Юра долго стоял на остановке, ожидая транспорт на село Северное. Перебирал ногами снег, чтобы хоть немного согреться. Но, простояв четыре часа на остановке, Юра потерял всякую надежду ехать в село Северное. Уже было хотел вернуться доимой, вспомнив про вкусно приготовленный Галей обед. Даже облизнулся и сглотнул слюну. Но к остановке подъехал "Урал". Мужчина, приоткрыв кабину, спросил: "Куда тебе, парень?". Юра сказал, что в Северное ему надо. Водитель ответил: "Нет, я в Западное еду. Да и кто в такую непогоду в Северное поедет, смотри какая непогода завертелась". В Западное, которое было к райцентру ближе, дорога была безопаснее - обычная грунтовая, засыпанная снегом, а до Северного шел зимник, который еще толком не устоялся. Юра снова махнул рукой: "Мне в Западное, мне там прописку надо восстановить!". Водитель удивленно посмотрел на парня, но разрешил ему ехать. Только лишь буркнул: "Что-то ты, парень, резко свои маршруты меняешь". А Юра думал про свое: "Значит, Галя нам с тобой не по пути. Ладно, позвоню позднее по телефону тете Свете, спрошу, как там ты".

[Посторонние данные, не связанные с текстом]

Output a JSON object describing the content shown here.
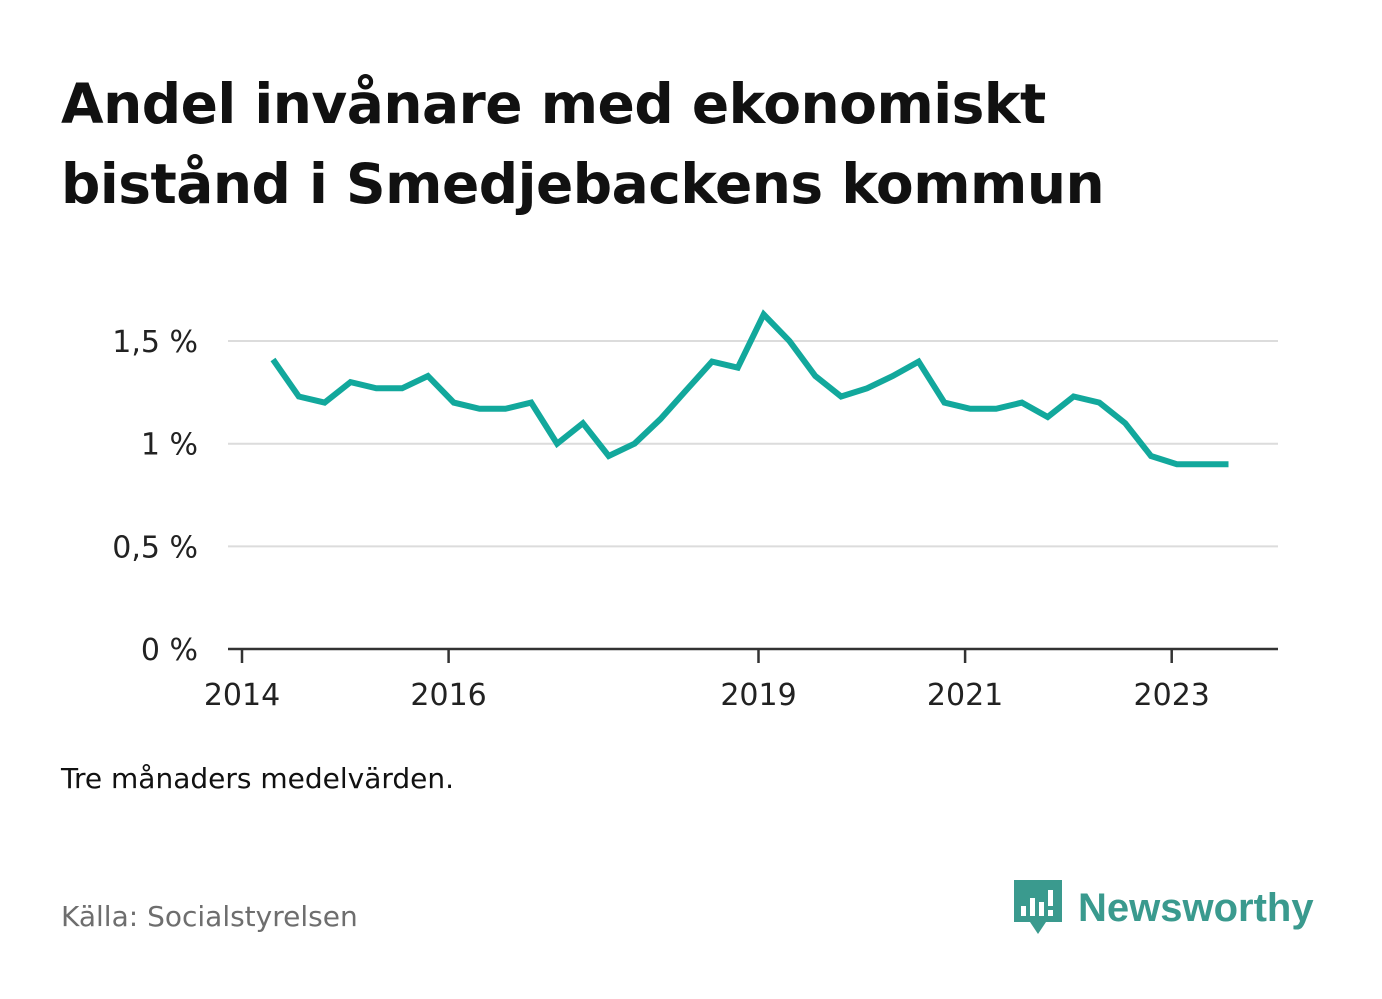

Знал бы он, как повезло утром Гале, которая и минуты не ждала, машина ей просто подвернулась как добрый зигзаг судьбы. И хоть зимник был еще неустоявшимся, Галя благополучно добралась до родного села. А Юра глядя в окно кабины, смотрел, как кружился снег. Метель то резко поднимала вверх снежную пыль, то снова сворачивалась в клубок как сытая змея. Юра подумал: "Хорошо, что в такую непогоду не поехал в Северное, еще бы застрял в пути".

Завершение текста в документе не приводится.